パスカルの定理は射影幾何の定理である. その意味は,それが射影幾何の基本図形と円錐曲線に関する命題であり,ある基本図形と円錐曲線で成立することと, それらを射影写像でうつした基本図形と円錐曲線で成立することとが,同値であるということである. パスカルの定理の命題の,条件も結論も射影変換で不変な内容であることから,それがわかる.

この事実をすでにパスカルは認識していた. そしてパスカルの定理を二つの円の場合に証明すれば, これによって任意の二つの円錐曲線で成立することを知っていた.

二つの円の場合の証明は,先に「円周角の相等を用いる」でおこなった方法であったと言われている.二つの円の場合は,これをユークリッド平面に置くことができ,そこでは長さの相等や円周角の定理が使える.これを用いて証明した.

「パスカルの定理は射影幾何の定理」にはもう一つの意味がある. つまりその証明もまた射影幾何内部の方法で完結してできるはずだということである.

そのためには射影幾何の公理系から再出発し,必要なことをすべてを再構成しなければならない. われわれはそれを準備してきた.その結果, パスカルの定理を射影幾何の内部で証明することができるようになっている.

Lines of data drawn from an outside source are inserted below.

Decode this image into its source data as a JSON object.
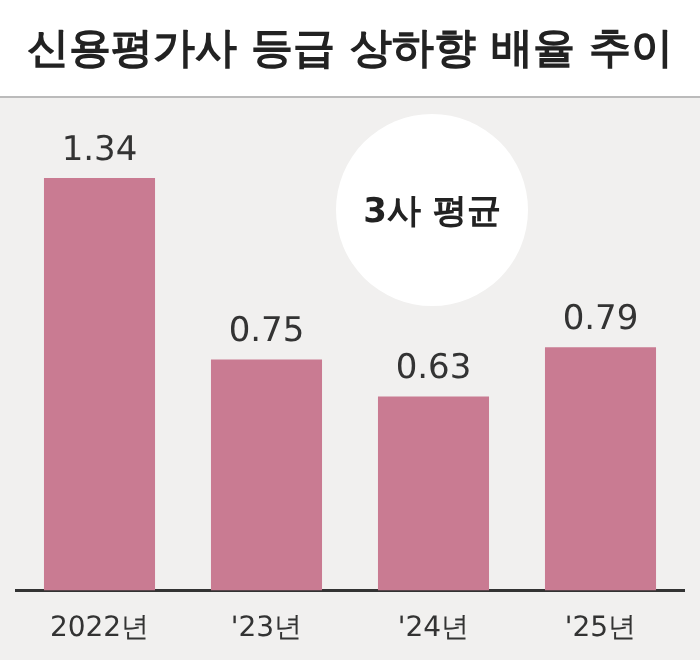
{
  "chart_data": {
    "type": "bar",
    "title": "신용평가사 등급 상하향 배율 추이",
    "annotations": [
      "3사 평균"
    ],
    "categories": [
      "2022년",
      "'23년",
      "'24년",
      "'25년"
    ],
    "values": [
      1.34,
      0.75,
      0.63,
      0.79
    ],
    "color": "#c97b92",
    "data_labels": true,
    "grid": false,
    "legend": false
  }
}
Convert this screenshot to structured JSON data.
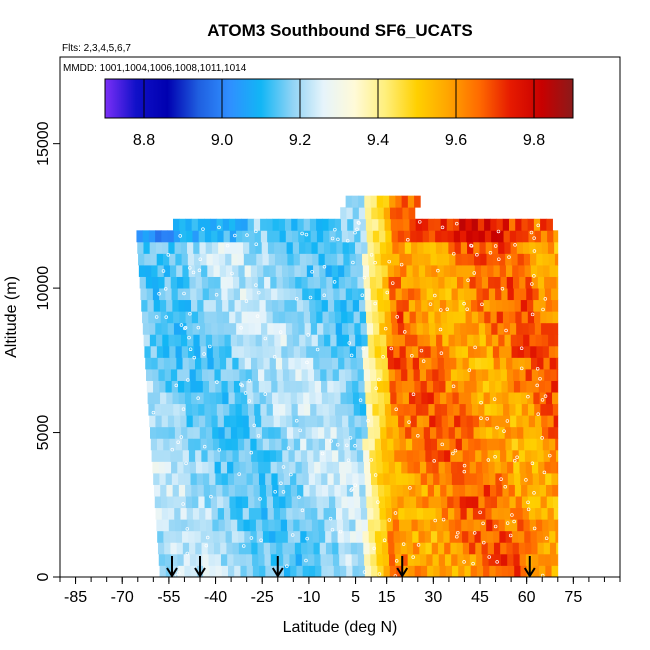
{
  "chart_data": {
    "type": "heatmap",
    "title": "ATOM3 Southbound SF6_UCATS",
    "flights_label": "Flts: 2,3,4,5,6,7",
    "dates_label": "MMDD: 1001,1004,1006,1008,1011,1014",
    "xlabel": "Latitude (deg N)",
    "ylabel": "Altitude (m)",
    "xlim": [
      -90,
      90
    ],
    "ylim": [
      0,
      18000
    ],
    "x_ticks": [
      -85,
      -70,
      -55,
      -40,
      -25,
      -10,
      5,
      15,
      30,
      45,
      60,
      75
    ],
    "y_ticks": [
      0,
      5000,
      10000,
      15000
    ],
    "colorbar": {
      "min": 8.7,
      "max": 9.9,
      "ticks": [
        8.8,
        9.0,
        9.2,
        9.4,
        9.6,
        9.8
      ],
      "colors": [
        "#7b2ff7",
        "#1010c8",
        "#0000b0",
        "#1f5fe0",
        "#2f8fff",
        "#12b6f5",
        "#8fd3f5",
        "#e6f4fb",
        "#fffad8",
        "#ffef7a",
        "#ffd000",
        "#ffa500",
        "#ff6a00",
        "#e61a00",
        "#c80000",
        "#8b1a1a"
      ]
    },
    "profiles": [
      {
        "lat_start": -62,
        "lat_end": 70,
        "alt_top": 12500,
        "base_value": 9.2
      },
      {
        "lat_start": -65,
        "lat_end": 70,
        "alt_top": 10000,
        "base_value": 9.3
      }
    ],
    "arrow_latitudes": [
      -54,
      -45,
      -20,
      20,
      61
    ]
  }
}
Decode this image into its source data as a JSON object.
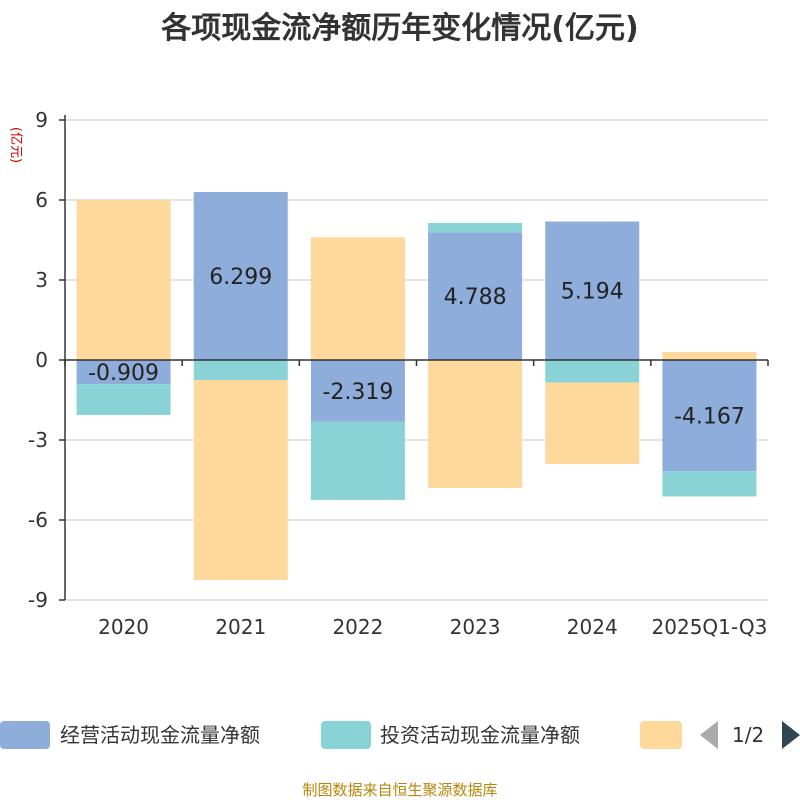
{
  "chart_data": {
    "type": "bar",
    "stacked": true,
    "title": "各项现金流净额历年变化情况(亿元)",
    "ylabel": "(亿元)",
    "xlabel": "",
    "categories": [
      "2020",
      "2021",
      "2022",
      "2023",
      "2024",
      "2025Q1-Q3"
    ],
    "yticks": [
      "9",
      "6",
      "3",
      "0",
      "-3",
      "-6",
      "-9"
    ],
    "ylim": [
      -9,
      9
    ],
    "series": [
      {
        "name": "经营活动现金流量净额",
        "color": "#8eadda",
        "values": [
          -0.909,
          6.299,
          -2.319,
          4.788,
          5.194,
          -4.167
        ]
      },
      {
        "name": "投资活动现金流量净额",
        "color": "#89d3d6",
        "values": [
          -1.15,
          -0.75,
          -2.93,
          0.35,
          -0.85,
          -0.95
        ]
      },
      {
        "name": "",
        "color": "#fed99b",
        "values": [
          6.0,
          -7.5,
          4.6,
          -4.8,
          -3.05,
          0.3
        ]
      }
    ],
    "data_labels": [
      "-0.909",
      "6.299",
      "-2.319",
      "4.788",
      "5.194",
      "-4.167"
    ],
    "grid": true,
    "legend": "bottom",
    "legend_page": "1/2",
    "source": "制图数据来自恒生聚源数据库"
  }
}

パスカルの定理を再掲し, その証明を射影幾何内部の方法で行おう.

定理 10        平面$P^2$上の6点 $p_i\ (1\le i \le 6)$が一つの円錐曲線$Q_2^1$上にあるための必要十分条件は,3点

\begin{displaymath}
(p_1\vee p_2)\cap(p_4\vee p_5),\
(p_2\vee p_3)\cap(p_5\vee p_6),\
(p_3\vee p_4)\cap(p_6\vee p_1)
\end{displaymath}

が共線であることである. ■

これは点がどの順に並んでいてもよい. また$Q_2^1$が正則でなく2直線に分解していてもよい. 証明は正則な場合で考えるが, それが分解しているときにもそのまま適用されることを追認できる.


注意 4.2.1        パスカルの定理は,6点のうちに同じ点があっても良い.円錐曲線上の2点を通る直線を,1点での接線に置きかえてもそのまま成り立つ. これまでの円錐曲線$Q$上の2点$p,\ q$を結ぶ直線$p\vee q$にかかわる命題は, $q=p$の場合,証明を追跡すれば$p\vee p$$p$での$Q$の接線とすればそのまま成立する. このことを根拠にして「退化六角形」2.3.2で示した、パスカルの定理の退化型,つまり,2点が一致する場合,2点が二組一致する場合,2点が三組一致する場合は,公理系から導かれた円錐曲線の場合についても,すべて成り立つ.